Islamabad nie farouchement que son programme nucléaire soit en danger. « Il n’y a pas de raison de s’inquiéter, tempère Mohammed Khaliq, directeur d’un « plan d’action » pakistanais pour la sécurité nucléaire lancé en 2006. Toutes ces perceptions sont fausses. Notre sécurité nucléaire correspond à ce qui se fait de mieux dans le monde. » Avant d’ajouter avec un brin de forfanterie : « Les experts internationaux nous disent que nous pourrions leur donner des leçons en la matière. »

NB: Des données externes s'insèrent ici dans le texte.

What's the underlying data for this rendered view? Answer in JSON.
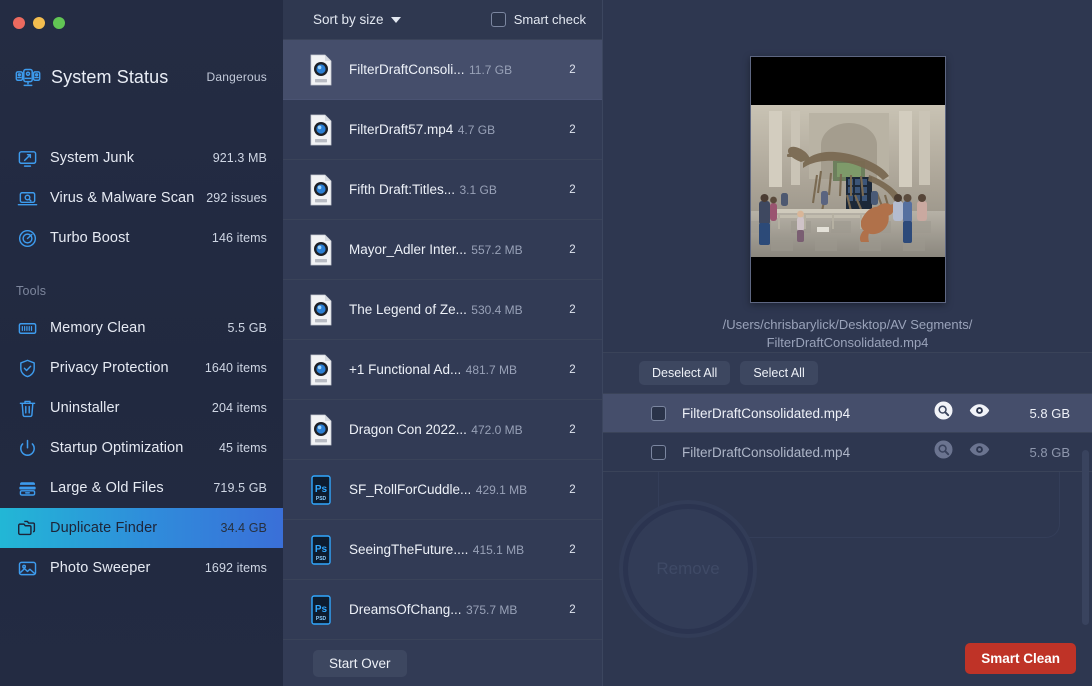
{
  "window": {
    "traffic_lights": [
      "close",
      "minimize",
      "zoom"
    ]
  },
  "sidebar": {
    "status": {
      "icon": "system-status-icon",
      "title": "System Status",
      "value": "Dangerous"
    },
    "items": [
      {
        "icon": "system-junk-icon",
        "label": "System Junk",
        "meta": "921.3 MB"
      },
      {
        "icon": "virus-scan-icon",
        "label": "Virus & Malware Scan",
        "meta": "292 issues"
      },
      {
        "icon": "turbo-boost-icon",
        "label": "Turbo Boost",
        "meta": "146 items"
      }
    ],
    "section_label": "Tools",
    "tools": [
      {
        "icon": "memory-clean-icon",
        "label": "Memory Clean",
        "meta": "5.5 GB",
        "active": false
      },
      {
        "icon": "privacy-protection-icon",
        "label": "Privacy Protection",
        "meta": "1640 items",
        "active": false
      },
      {
        "icon": "uninstaller-icon",
        "label": "Uninstaller",
        "meta": "204 items",
        "active": false
      },
      {
        "icon": "startup-optimization-icon",
        "label": "Startup Optimization",
        "meta": "45 items",
        "active": false
      },
      {
        "icon": "large-old-files-icon",
        "label": "Large & Old Files",
        "meta": "719.5 GB",
        "active": false
      },
      {
        "icon": "duplicate-finder-icon",
        "label": "Duplicate Finder",
        "meta": "34.4 GB",
        "active": true
      },
      {
        "icon": "photo-sweeper-icon",
        "label": "Photo Sweeper",
        "meta": "1692 items",
        "active": false
      }
    ]
  },
  "list_panel": {
    "sort_label": "Sort by size",
    "smart_check_label": "Smart check",
    "smart_check_value": false,
    "start_over_label": "Start Over",
    "rows": [
      {
        "kind": "mp4",
        "name": "FilterDraftConsoli...",
        "size": "11.7 GB",
        "count": "2",
        "selected": true
      },
      {
        "kind": "mp4",
        "name": "FilterDraft57.mp4",
        "size": "4.7 GB",
        "count": "2",
        "selected": false
      },
      {
        "kind": "mov",
        "name": "Fifth Draft:Titles...",
        "size": "3.1 GB",
        "count": "2",
        "selected": false
      },
      {
        "kind": "mov",
        "name": "Mayor_Adler Inter...",
        "size": "557.2 MB",
        "count": "2",
        "selected": false
      },
      {
        "kind": "mov",
        "name": "The Legend of Ze...",
        "size": "530.4 MB",
        "count": "2",
        "selected": false
      },
      {
        "kind": "mov",
        "name": "+1 Functional Ad...",
        "size": "481.7 MB",
        "count": "2",
        "selected": false
      },
      {
        "kind": "mp4",
        "name": "Dragon Con 2022...",
        "size": "472.0 MB",
        "count": "2",
        "selected": false
      },
      {
        "kind": "psd",
        "name": "SF_RollForCuddle...",
        "size": "429.1 MB",
        "count": "2",
        "selected": false
      },
      {
        "kind": "psd",
        "name": "SeeingTheFuture....",
        "size": "415.1 MB",
        "count": "2",
        "selected": false
      },
      {
        "kind": "psd",
        "name": "DreamsOfChang...",
        "size": "375.7 MB",
        "count": "2",
        "selected": false
      }
    ]
  },
  "detail": {
    "preview_caption_line1": "/Users/chrisbarylick/Desktop/AV Segments/",
    "preview_caption_line2": "FilterDraftConsolidated.mp4",
    "deselect_all_label": "Deselect All",
    "select_all_label": "Select All",
    "duplicates": [
      {
        "name": "FilterDraftConsolidated.mp4",
        "size": "5.8 GB",
        "checked": false,
        "highlighted": true
      },
      {
        "name": "FilterDraftConsolidated.mp4",
        "size": "5.8 GB",
        "checked": false,
        "highlighted": false
      }
    ],
    "remove_label": "Remove",
    "smart_clean_label": "Smart Clean"
  },
  "colors": {
    "sidebar_bg": "#222a40",
    "panel_bg": "#323b55",
    "detail_bg": "#2e3750",
    "accent_cyan": "#22b7d6",
    "accent_blue": "#3a6fd8",
    "danger_red": "#bf3327",
    "icon_blue": "#3d9bed",
    "selected_row": "#454e6b"
  }
}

Aux termes de ce plan d’action, le dispositif de sécurité sur les sites nucléaires a été remis à niveau, tout comme la formation de 600 employés. Les stocks de matière radioactive, qui pourraient servir à fabriquer ce que les experts appellent une « bombe sale », ont été placés en sûreté, sous la surveillance d’unités spécialement formées à cette tâche. Le personnel travaillant sur les sites nucléaires ferait quant à lui l’objet de régulières vérifications quant à sa « fiabilité » et son « environnement social » pour prévenir tout noyautage de l’intérieur, tient à préciser Khaliq. Enfin, les postes frontière situés face à la Chine, l’Iran et l’Afghanistan ont été équipés en instruments de détection de radioactivité, pour interdire tout trafic de matière nucléaire. « Mais rien de tel ne s’est encore jamais produit », rassure Mohammed Khaliq.

Rien de tout cela ne rassure complètement les alliés du Pakistan, qui ne voient pas à quoi serviraient toutes ces belles mesures le jour où le régime modéré du président Asif Ali Zardari serait renversé par les talibans, qui contrôlent déjà presque la moitié du pays en superficie. Dans les états-majors occidentaux, on prépare peut-être déjà discrètement la mise à l’abri de l’arsenal nucléaire pakistanais, avant que ne survienne l’irréparable. « Nous sommes engagés dans une course contre la montre », avertit Mowatt-Larssen. Depuis quelques heures, celle-ci vient peut-être d’entrer dans sa dernière ligne droite.